To any D&D player, the plot is immediately interpretable: wizards and sorcerers are very similar spellcasting classes, and the spellcasting abilities of paladins are basically “clerics, but not very good at it”. The same dynamic is in play with regards to druids and rangers, in the sense that they’re both nature focused spellcasters but rangers aren’t very good at it. The grouping of bards and warlocks surprised me a little, until it was pointed out to me that they both rely heavily on charisma in their spellcasting, so there is a kind of connection there.
On the schools side, the plot is similarly interpretable: enchantment and illusion are closely related schools, as are abjuration and divination. Necromancy feels a little bit like the darker cousin of abjuration so yeah, that tracks too. Transmutation, conjuration, and evocation are all kinda related, so you get a clustering there too.

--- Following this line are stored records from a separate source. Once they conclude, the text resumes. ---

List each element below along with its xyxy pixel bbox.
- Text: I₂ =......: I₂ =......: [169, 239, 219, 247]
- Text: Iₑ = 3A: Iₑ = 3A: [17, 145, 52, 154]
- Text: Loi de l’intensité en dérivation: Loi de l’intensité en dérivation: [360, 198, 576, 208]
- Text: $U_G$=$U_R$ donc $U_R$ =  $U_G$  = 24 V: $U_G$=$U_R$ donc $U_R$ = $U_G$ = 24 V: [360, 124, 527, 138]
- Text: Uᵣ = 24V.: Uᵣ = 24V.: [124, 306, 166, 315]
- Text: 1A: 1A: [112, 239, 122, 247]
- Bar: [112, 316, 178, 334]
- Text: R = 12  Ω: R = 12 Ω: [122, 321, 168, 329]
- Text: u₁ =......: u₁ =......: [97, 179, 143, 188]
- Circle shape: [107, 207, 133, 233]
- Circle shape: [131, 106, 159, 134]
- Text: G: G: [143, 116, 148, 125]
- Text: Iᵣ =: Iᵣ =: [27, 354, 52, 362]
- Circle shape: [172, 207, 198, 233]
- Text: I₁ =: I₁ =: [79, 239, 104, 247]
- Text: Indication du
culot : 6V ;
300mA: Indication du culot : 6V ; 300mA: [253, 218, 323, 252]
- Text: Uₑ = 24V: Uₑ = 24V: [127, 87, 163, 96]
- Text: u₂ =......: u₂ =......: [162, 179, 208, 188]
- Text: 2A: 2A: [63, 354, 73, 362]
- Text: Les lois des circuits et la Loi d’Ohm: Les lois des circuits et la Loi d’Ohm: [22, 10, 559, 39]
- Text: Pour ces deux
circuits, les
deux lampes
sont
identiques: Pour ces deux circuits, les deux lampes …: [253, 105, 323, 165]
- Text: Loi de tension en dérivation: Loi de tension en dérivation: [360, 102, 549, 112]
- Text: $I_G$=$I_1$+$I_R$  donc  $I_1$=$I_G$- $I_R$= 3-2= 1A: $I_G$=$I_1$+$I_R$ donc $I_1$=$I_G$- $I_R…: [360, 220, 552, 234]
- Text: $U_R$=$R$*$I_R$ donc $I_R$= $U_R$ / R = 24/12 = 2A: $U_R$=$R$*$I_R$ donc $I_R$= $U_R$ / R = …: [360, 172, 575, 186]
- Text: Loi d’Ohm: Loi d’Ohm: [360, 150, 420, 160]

There are some limitations to hierarchical clustering, of course, and you can see a little bit of that coming through in the plot. By design, I constructed the dissimilarities so that they’d ignore the “primary spellcaster vs secondary spellcaster” distinction, so the overall brightness of adjacent rows and columns varies wildly. But to capture that in a clustering solution while also capturing the “stylistic” similarities I’ve plotted here, you’d need to use an overlapping clustering tool rather than a hierarchical one, and those are inherently trickier to work with, and I wouldn’t be able to draw the pretty dendrograms either!